MPT marca audiência para mediar impactos da transferência da Petrobras de Salvador

Edifício-sede do  Ministério Público do Trabalho (MPT) da Bahia, em Salvador.

Edifício-sede do Ministério Público do Trabalho (MPT) da Bahia, em Salvador.

O Ministério Público do Trabalho (MPT) na Bahia, realiza na terça-feira (15/10/2019) a primeira audiência do processo de mediação dos impactos sociais da transferência de empregados da Petrobrás de sua sede de Salvador para outros estados.

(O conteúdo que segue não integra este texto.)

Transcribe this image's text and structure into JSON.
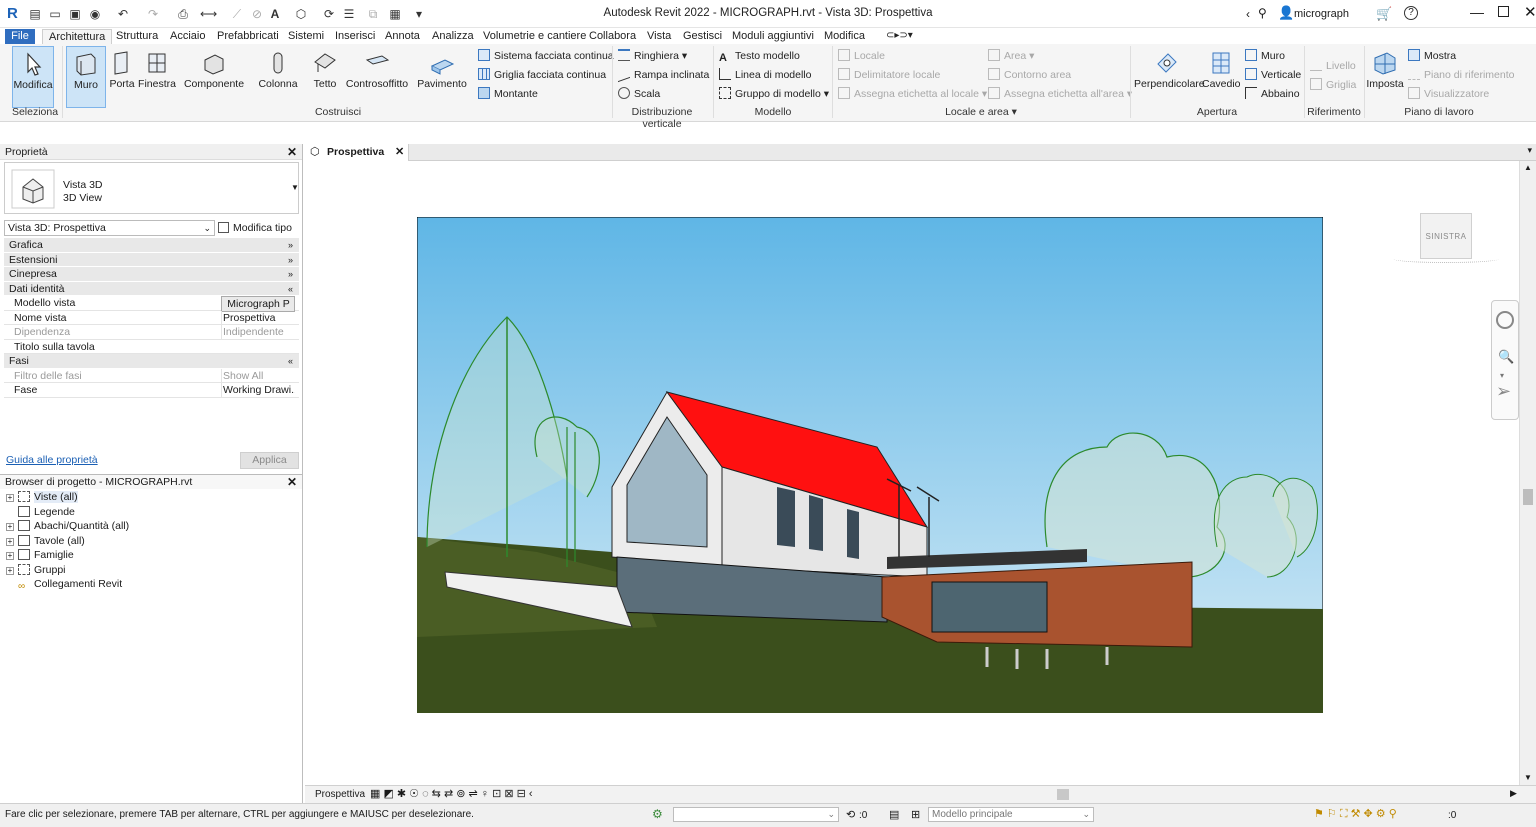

Procurado pelo Sindicato dos Petroleiros da Bahia (Sindipetro) após o anúncio da antecipação do fim das atividades na Torre Pituba, prédio que abriga as operações da empresa em Salvador, o órgão decidiu convocar de imediato uma reunião para ouvir dos trabalhadores e a empresa. O objetivo é discutir em comum acordo meios de amenizar impactos pessoas e sociais da mudança.

O processo de redução da presença da empresa no estado teve início com o fim das operações no Estaleiro Paraguaçu, em 2014, seguido do anuncia de que pretendia se desfazer da Fábrica de Fertilizantes Nitrogenados, no ano passado. Mas a situação se agravou completamente neste ano, quando a estatal petrolífera decidiu encerrar as atividades na Torre Pituba, complexo que hoje opera com apenas 20% de sua capacidade, e mobiliza 1,5 mil servidores e 2,5 mil terceirizados.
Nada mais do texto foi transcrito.